Bukan eselon teratas, tapi sebagai pegawai yang sudah puluhan tahun mengabdi pada suatu instansi pemerintah yang katanya mengatasnamakan kepentingan rakyat, Pak Soewondo merasa harus mengambil kesempatan tuk pensiun dini tahun ini, di umurnya yang ke 53.
Tradisi yang melekat di lingkungan kerjanya membuat Pak Soewondo menyerah. Dia enggan tuk makan hati dan ditekan dari atas pun bawah karena melakukan sesuatu yang benar menurut nuraninya. Tidak mungkin kekuatan satu orang dapat mengganti haluan satu kapal, kecuali dia adalah juru kemudi, atau kapten kapal itu sendiri.

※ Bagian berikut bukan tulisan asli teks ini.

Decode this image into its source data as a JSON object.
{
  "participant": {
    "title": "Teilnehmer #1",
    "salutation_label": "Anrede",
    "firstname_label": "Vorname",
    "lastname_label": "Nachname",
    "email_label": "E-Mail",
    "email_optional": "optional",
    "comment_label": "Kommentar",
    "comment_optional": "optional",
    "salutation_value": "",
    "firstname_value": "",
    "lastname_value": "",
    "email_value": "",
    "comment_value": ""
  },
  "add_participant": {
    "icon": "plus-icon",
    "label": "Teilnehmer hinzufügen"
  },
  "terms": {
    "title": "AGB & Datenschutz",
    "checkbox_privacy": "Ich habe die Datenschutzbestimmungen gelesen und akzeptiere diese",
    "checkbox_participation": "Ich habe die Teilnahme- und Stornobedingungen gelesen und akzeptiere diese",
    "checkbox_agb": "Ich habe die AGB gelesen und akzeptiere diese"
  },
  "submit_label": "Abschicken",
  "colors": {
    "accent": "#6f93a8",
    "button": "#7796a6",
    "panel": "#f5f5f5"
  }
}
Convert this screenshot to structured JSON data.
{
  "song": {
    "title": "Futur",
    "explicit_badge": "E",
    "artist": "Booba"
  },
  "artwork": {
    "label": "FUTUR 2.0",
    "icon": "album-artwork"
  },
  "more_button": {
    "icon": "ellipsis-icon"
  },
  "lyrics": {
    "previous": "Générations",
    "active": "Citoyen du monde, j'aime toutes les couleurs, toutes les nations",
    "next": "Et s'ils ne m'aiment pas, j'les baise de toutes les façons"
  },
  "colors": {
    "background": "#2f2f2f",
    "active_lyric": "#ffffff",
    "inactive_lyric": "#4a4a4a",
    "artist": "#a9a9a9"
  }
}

Sudah puluhan tahun ia mencoba membelokkan suatu tradisi yang salah dimatanya, yang hanya alirkan jumlah dengan nominal enam dan angka satu di depannya ke dalam tabungannya, tentu setelah dipotong biaya A sampai X. Padahal nama besar dan bukan harum instansinya mengasumsikan orang-orang terhadap semua yang dimilikinya, dan mungkin masih ada banyak di belakang yang ditutupi, kata mereka.
Hanya Pak Soewondo dan keluarga yang tahu, mahalnya suatu kejujuran. Itu sebabnya keluarga Pak Soewondo mendukungnya tuk mengambil pensiun dini.
Karna pekerjaan dan penghasilan berbeda. Kita selalu punya pekerjaan, tapi tak selayaknya sebuah penghasilan membuat mental seseorang compang camping. Bila yang rusak tidak dapat didaur ulang, lebih baik kita buang daripada menambahkan beban.